Speaking from experience, I’ve never seen a “business radio” that can be programmed in the field and I’ve never seen a “professional” communicator EXCEPT in the ham radio hobby. They know how to get the job done.

Despite the “professionalism” and skill of many of these groups, none of these guys know more than “push this button” when they want to communicate with fellow team members. When that system fails, and it does in a major emergency very often, there are NO other options. With ham radio, it’s only the beginning of another challenge.

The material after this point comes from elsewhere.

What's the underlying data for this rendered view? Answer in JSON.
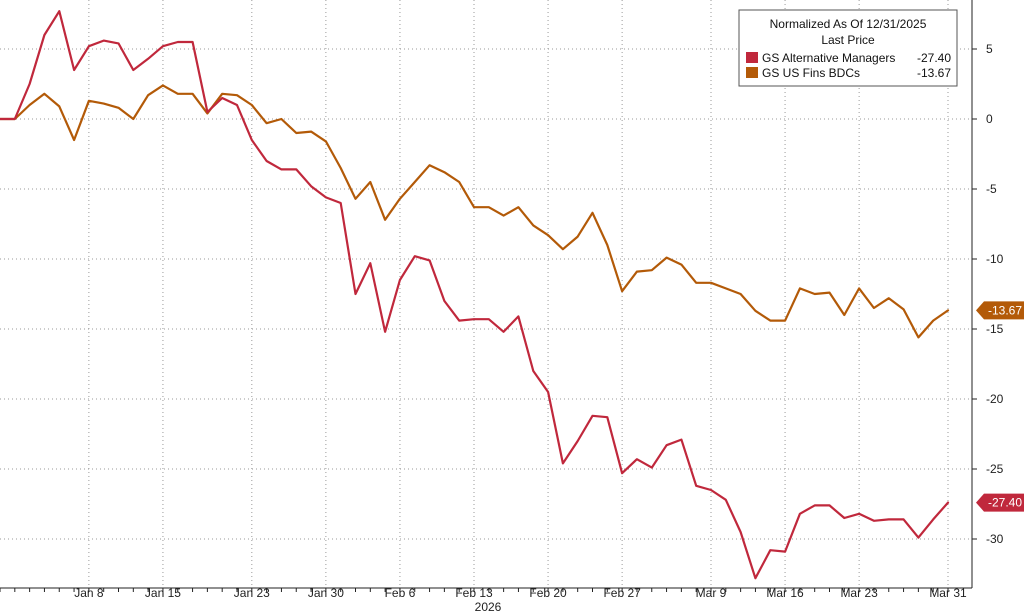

Without have reading the article, I think the FCC is sadly misinformed, should they discount the importance of our hobby in emergencies. If I hear you correctly, you would prefer they stay separate but equal….as they should be?

g4ilo said...

Hi John. It would appear from what you are saying that the situation is different in the USA, and amateur communications fulfil a necessary role in emergency situations because the emergency services don't have adequate equipment. Here it is different. It wasn't always so, and back in 1953 when there were major floods in the south east it was felt that amateur radio could provide emergency communications. But nowadays the radio amateur emergency network is a solution looking for a problem. As other commenters have said, they were prepared to help but weren't called for in what was by UK standards a pretty big emergency, and even then it would have been to provide backup in case the phone lines went out not for communications by the rescuers.

I'm conscious there may be a different culture over there - I realize that the ARRL started in traffic handling, and a lot of use used to be made of phone patching which is a traffic many people over here didn't really think should be on the ham bands.

But my personal opinion is that the ham bands are for experimenting, contesting, rag chewing and all the other hobby things and not for providing emergency communications except on an ad-hoc basis when someone happens to be on the spot and all else fails, which occurs less and less often in this age of universal mobile phone ownership.